Teachers are never allowed to give up on a kid.

More accurately, teachers are never allowed to ADMIT that they have given up on a kid.

After yesterday's quiz in Math 8 (with class averages of 45% and 36%), I became concerned that a large portion of my students were picking answers without thinking about them or checking them.  SMP6, which we have been reading daily, states "I can work carefully and check my work."  SMP3 states "I can explain my thinking and try to understand others."

I don't think I've been doing enough to emphasize these in the assignments that I've been giving.  So today, I devised an assignment that would cover both.

I picked 5 problems from the test with which many students had difficulty.  I put each one on its own page with lots of white space.  The directions at the top of each page read "Use complete sentences, diagrams or equations to explain why each answer is right or wrong."

On the front cover, I put a 6th problem that I had done as an example.  I went through and gave thorough reasons as to why each set of equations worked or didn't and why each answer was right or wrong.

I need to make sure that I don't forget the students who did what I asked of them.  There were several groups of kids who worked VERY hard.  They kept coming up and asking me for my feedback.

"Does this answer make sense?"
"Is this enough to say what I want?"

I sat with two students who deeply struggle with my work because, in all honesty, it's not developmentally appropriate for them.  They worked incredibly hard and through their frustrations.  I was able to spend the time on them that they needed because I wasn't willing to fight the rest of the students.

When the period ended, only 1 student out of 27 had completed the task I assigned.  For the most part, this was because she was the only one who was working constantly.  While I found this infuriating, I realized later that it was because I was focusing on the students who weren't working rather than those who were.  Thinking back on it, the majority of the students were on task for most of the class.  My experience was skewed, as usual, by the few who were off task because they were significantly louder.

The kids who were working were having quiet conversation while they worked.  When I managed to get a few others back on task, I noticed how their volume dropped dramatically.  Their conversations didn't change much, but it was no longer possible to hear them from 2 area codes away.

In 8th period, I moved between two groups of students and was incredibly pleased by their work.  They took the work seriously and I was able to get them to explain their reasoning very thoroughly.

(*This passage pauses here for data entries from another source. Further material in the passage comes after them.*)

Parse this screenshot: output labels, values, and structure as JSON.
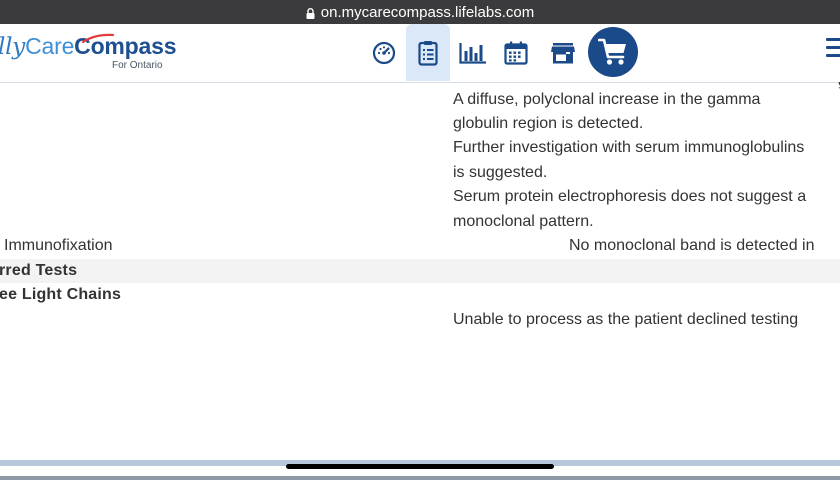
{
  "browser": {
    "url": "on.mycarecompass.lifelabs.com",
    "lock_icon": "lock-icon"
  },
  "header": {
    "logo": {
      "prefix": "lly",
      "care": "Care",
      "compass": "Compass",
      "subtitle": "For Ontario"
    },
    "nav_icons": [
      "dashboard-icon",
      "clipboard-results-icon",
      "bar-chart-icon",
      "calendar-icon",
      "store-icon",
      "shopping-cart-icon",
      "hamburger-menu-icon"
    ],
    "brand_color": "#1b4a8a",
    "active_tab_color": "#dbe8f7"
  },
  "results": {
    "interpretation_lines": [
      "A diffuse, polyclonal increase in the gamma",
      "globulin region is detected.",
      "Further investigation with serum immunoglobulins",
      "is suggested.",
      "Serum protein electrophoresis does not suggest a",
      "monoclonal pattern."
    ],
    "immunofixation": {
      "label": "Immunofixation",
      "value": "No monoclonal band is detected in"
    },
    "deferred_section": "rred Tests",
    "free_light_chains": {
      "label": "ee Light Chains",
      "value": "Unable to process as the patient declined testing"
    }
  }
}
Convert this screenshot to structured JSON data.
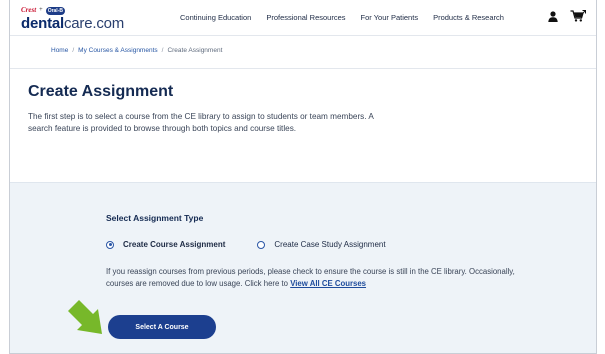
{
  "header": {
    "brand_crest": "Crest",
    "brand_plus": "+",
    "brand_oralb": "Oral-B",
    "logo_bold": "dental",
    "logo_light": "care.com",
    "nav": [
      "Continuing Education",
      "Professional Resources",
      "For Your Patients",
      "Products & Research"
    ],
    "icons": [
      "user-icon",
      "cart-icon"
    ]
  },
  "breadcrumb": {
    "home": "Home",
    "separator": "/",
    "courses": "My Courses & Assignments",
    "current": "Create Assignment"
  },
  "page": {
    "title": "Create Assignment",
    "intro": "The first step is to select a course from the CE library to assign to students or team members. A search feature is provided to browse through both topics and course titles."
  },
  "panel": {
    "title": "Select Assignment Type",
    "options": [
      {
        "label": "Create Course Assignment",
        "checked": true
      },
      {
        "label": "Create Case Study Assignment",
        "checked": false
      }
    ],
    "note_text": "If you reassign courses from previous periods, please check to ensure the course is still in the CE library. Occasionally, courses are removed due to low usage. Click here to ",
    "note_link": "View All CE Courses",
    "button_label": "Select A Course"
  },
  "colors": {
    "primary": "#1c3f8f",
    "panel_bg": "#eef3f8",
    "arrow": "#77b82a",
    "link": "#1f4c9c"
  }
}
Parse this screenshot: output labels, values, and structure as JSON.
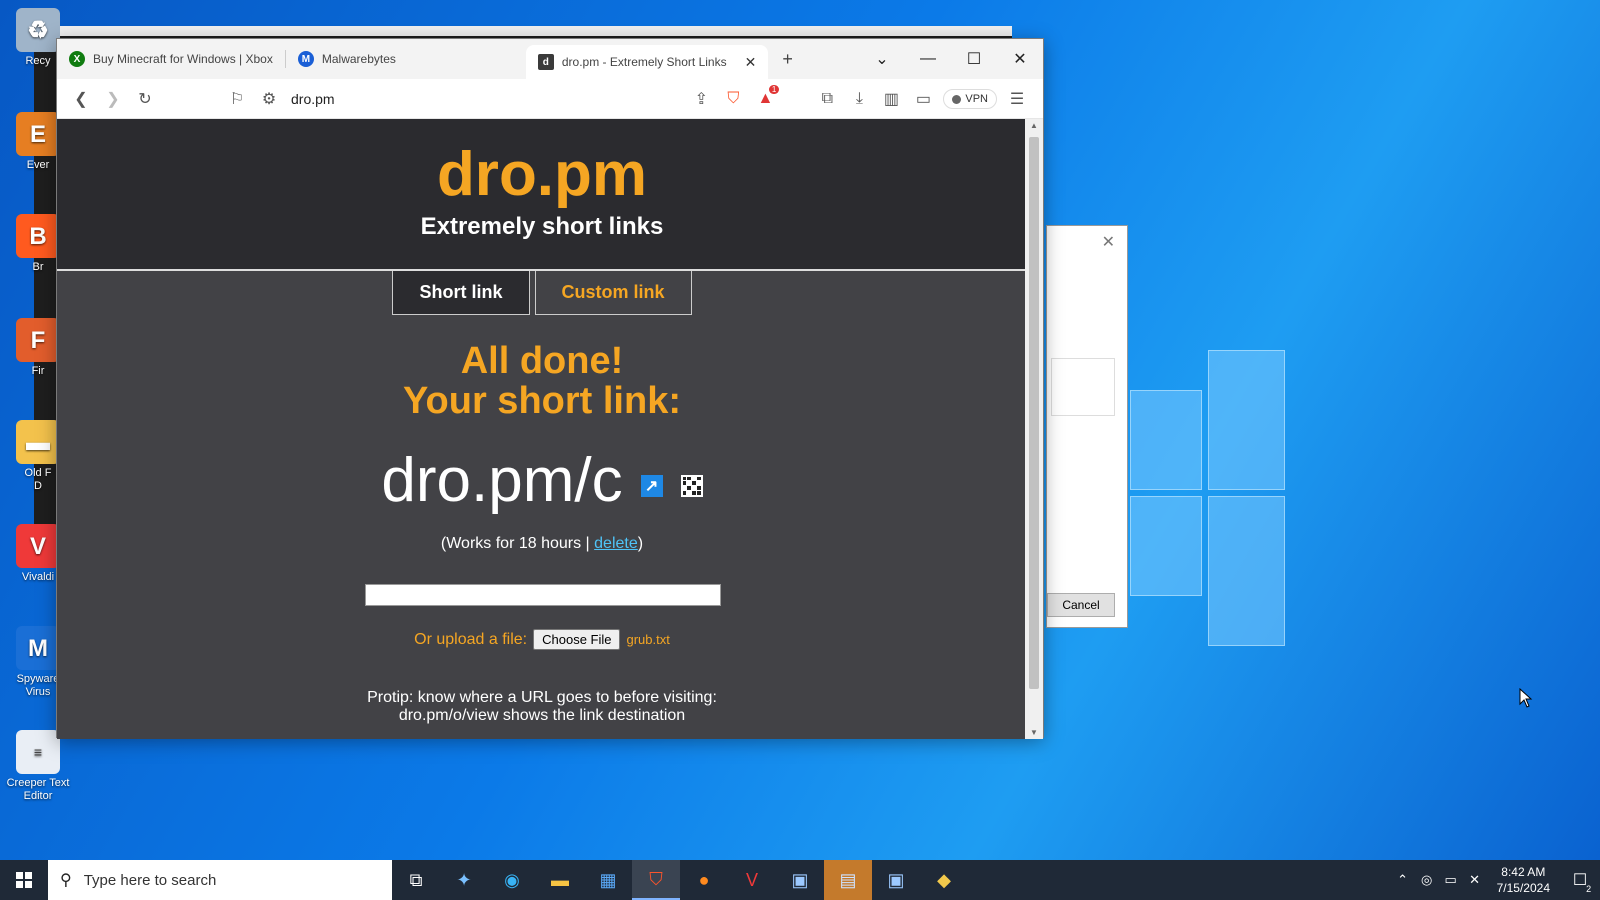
{
  "desktop": {
    "icons": [
      {
        "label": "Recy",
        "color": "#9fb4c9"
      },
      {
        "label": "Ever",
        "color": "#e67e22"
      },
      {
        "label": "Br",
        "color": "#ff5a1f"
      },
      {
        "label": "Fir",
        "color": "#e25d2c"
      },
      {
        "label": "Old F\nD",
        "color": "#f3c24c"
      },
      {
        "label": "Vivaldi",
        "color": "#ef3939"
      },
      {
        "label": "Spyware\nVirus",
        "color": "#1a6fd6"
      },
      {
        "label": "Creeper Text\nEditor",
        "color": "#e9eef5"
      }
    ]
  },
  "dialog": {
    "cancel_label": "Cancel",
    "close": "✕"
  },
  "browser": {
    "tabs": [
      {
        "label": "Buy Minecraft for Windows | Xbox",
        "icon": "xbox-icon",
        "color": "#107c10"
      },
      {
        "label": "Malwarebytes",
        "icon": "malwarebytes-icon",
        "color": "#1a5fd6"
      },
      {
        "label": "dro.pm - Extremely Short Links",
        "icon": "dropm-icon",
        "color": "#3a3a3a",
        "active": true
      }
    ],
    "new_tab": "+",
    "tab_menu": "⌄",
    "window_controls": {
      "minimize": "—",
      "maximize": "☐",
      "close": "✕"
    },
    "url": "dro.pm",
    "vpn_label": "VPN",
    "shields_badge": "1"
  },
  "page": {
    "title": "dro.pm",
    "subtitle": "Extremely short links",
    "tabs": [
      "Short link",
      "Custom link"
    ],
    "done_line1": "All done!",
    "done_line2": "Your short link:",
    "short_link": "dro.pm/c",
    "works_prefix": "(Works for 18 hours | ",
    "delete_label": "delete",
    "works_suffix": ")",
    "upload_label": "Or upload a file:",
    "choose_file": "Choose File",
    "file_name": "grub.txt",
    "protip_line1": "Protip: know where a URL goes to before visiting:",
    "protip_line2": "dro.pm/o/view shows the link destination",
    "accent_color": "#f5a623"
  },
  "taskbar": {
    "search_placeholder": "Type here to search",
    "time": "8:42 AM",
    "date": "7/15/2024",
    "notification_count": "2"
  }
}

I focus WAY too much on the negative.  I've talked about this before that when lessons go poorly, I blame myself.  When they go well, I attribute it to the kids.  Neither of these is fully accurate.

In addition, I have been doing a wild disservice to the majority of my students who DO what I ask of them by focusing my energy and frustration on those who don't.

I pulled two of my students aside today to tell them how much I appreciate them.  I need to do this more often and with more students.  My frustrations and focus on the few who are disruptive is modifying my attitude and making my classroom a place where students feel as though they are walking on eggshells.

I can't have that.

I can only control me.  I can do my best to provide an environment that is safe and educationally sound.  I can do what I can to encourage my students, but ultimately, the choice is up to them.

I can't give up trying to convince them, but neither can I sacrifice the rest of my students on the altar of perceived neglect.

At lunch, one of my students asked me:

"Mr. Aion, if you found out that someone was talking about you, what would you do?"

I explained to her how much trouble I had with bullies, minor and major in high school and middle school.  I told her that it took me years to realize that there was no way that I could beat them.  I told her about my favorite Twain quote.

It warmed my heart that she trusted me enough to be able to come to me with this concern.  I am doing good and I need to remind myself of that more often.